Between 2012 and 2016, regional French school boards open their arms to newcomers. The Conseil des écoles catholiques du Centre-Est takes in more than 600 students who, like the Jreij children, have recently arrived in Canada. During the same period, the Conseil des écoles publiques de l’Est de l’Ontario welcomes more than 300 students to its schools in the National Capital Region, including around fifty of Syrian origin. These young newcomers arrive in Ottawa from Syria, Jordan, Lebanon and Turkey. They swell the ranks of the 28,000 Francophone immigrants in Ottawa in 2011, then already representing 18% of the capital’s Francophone population.
Like the family of Rola Jreij, recent Francophone immigrants are often also refugees, arriving from countries devastated by the war: Rwanda, Burundi, and the Democratic Republic of Congo. A large number also come to Canada from the Horn of Africa (Somalia, Djibouti) and West Africa (Ivory Coast, Senegal) – so much that 40% of French-speaking immigrants in Ottawa identify as Black. To celebrate their contribution to French life and “divercity” in the capital, La Cité has been organizing a multicultural evening during Black History Month for nearly ten years.
Many of these Francophone immigrants are treading difficult paths. Low-income families, for example, are twice more likely to emerge from the Francophone immigrant group than from the Francophone population as a whole, and three times more likely among those who identify as Black. The proportion of precarious family situations is also higher, including a greater number of single-parent families. The geography of Francophone immigrants attests to their socio-economic vulnerability. They congregate in areas where housing is more affordable, such as former downtown French bastions abandoned by native-born Francophones, and multicultural suburbs in the south and west of Ottawa.

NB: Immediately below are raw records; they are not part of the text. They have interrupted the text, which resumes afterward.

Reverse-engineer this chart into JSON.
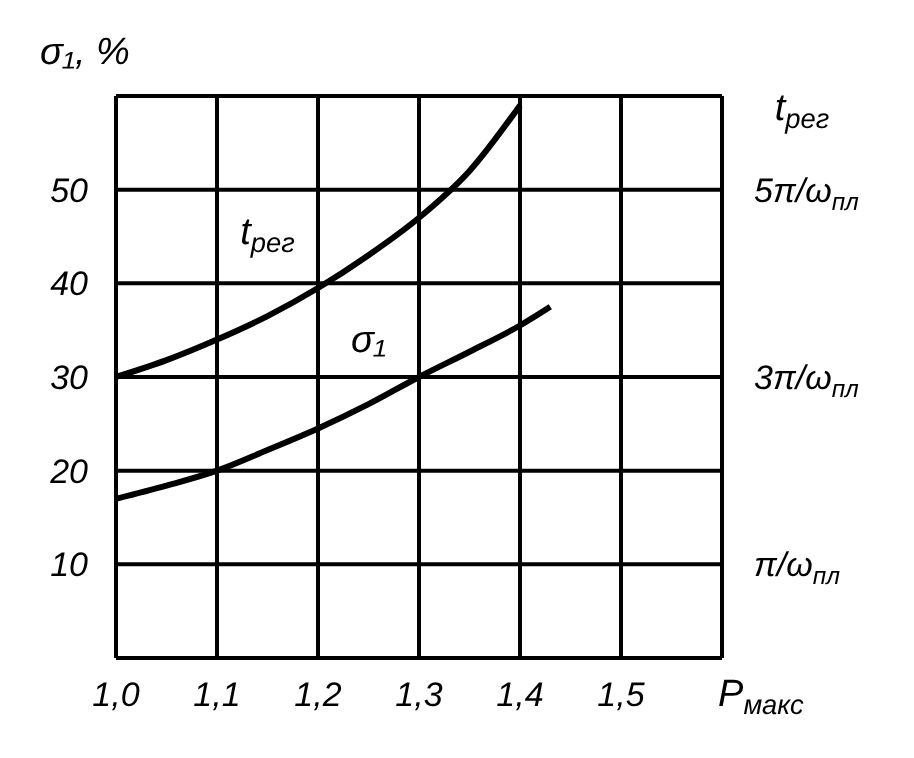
{
  "chart_data": {
    "type": "line",
    "xlabel": "P$_{макс}$",
    "ylabel": "σ₁, %",
    "y2label": "t$_{рег}$",
    "xlim": [
      1.0,
      1.6
    ],
    "xticks": [
      {
        "value": 1.0,
        "label": "1,0"
      },
      {
        "value": 1.1,
        "label": "1,1"
      },
      {
        "value": 1.2,
        "label": "1,2"
      },
      {
        "value": 1.3,
        "label": "1,3"
      },
      {
        "value": 1.4,
        "label": "1,4"
      },
      {
        "value": 1.5,
        "label": "1,5"
      },
      {
        "value": 1.6,
        "label": null
      }
    ],
    "ylim": [
      0,
      60
    ],
    "yticks": [
      {
        "value": 0,
        "label": null
      },
      10,
      20,
      30,
      40,
      50,
      {
        "value": 60,
        "label": null
      }
    ],
    "y2lim": [
      0,
      6
    ],
    "y2ticks": [
      {
        "value": 1,
        "label": "π/ω$_{пл}$"
      },
      {
        "value": 3,
        "label": "3π/ω$_{пл}$"
      },
      {
        "value": 5,
        "label": "5π/ω$_{пл}$"
      }
    ],
    "grid": true,
    "legend": false,
    "marker": "none",
    "line_style": "solid",
    "series": [
      {
        "name": "t$_{рег}$",
        "color": "#000000",
        "axis": "y2",
        "x": [
          1.0,
          1.05,
          1.1,
          1.15,
          1.2,
          1.25,
          1.3,
          1.35,
          1.4
        ],
        "values": [
          3.0,
          3.18,
          3.4,
          3.65,
          3.95,
          4.3,
          4.7,
          5.2,
          5.9
        ]
      },
      {
        "name": "σ₁",
        "color": "#000000",
        "x": [
          1.0,
          1.05,
          1.1,
          1.15,
          1.2,
          1.25,
          1.3,
          1.35,
          1.4,
          1.43
        ],
        "values": [
          17,
          18.4,
          20,
          22.2,
          24.5,
          27.1,
          30,
          32.7,
          35.5,
          37.5
        ]
      }
    ]
  }
}
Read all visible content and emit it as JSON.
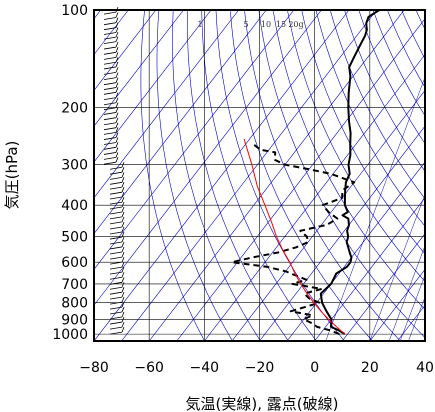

Various programs are being established in schools and community centres there to promote the integration of new arrivals.
Ottawa welcomes a growing number of Francophone newcomers, who infuse French life in the capital with a new vitality. But involving them fully in French institutions, as both volunteers and employees, remains a challenge. Few individuals of immigrant origin rise to the ranks of leadership.
1ICI Ottawa-Gatineau, “Vivre en français à Ottawa: un défi pour les réfugiés syriens”, December 8, 2016 (translated from the original).
Mural depicting young people of various cultural origins, created by young people in the Vanier sector, unveiled on July 28, 2011. Produced at the initiative of several organizations in the community. The mural is located at 181 McArthur.
Source : Photograph printed in L’Express [Ottawa], vol. 28, du August 3, 2011 edition, murale-museoparc-vanier.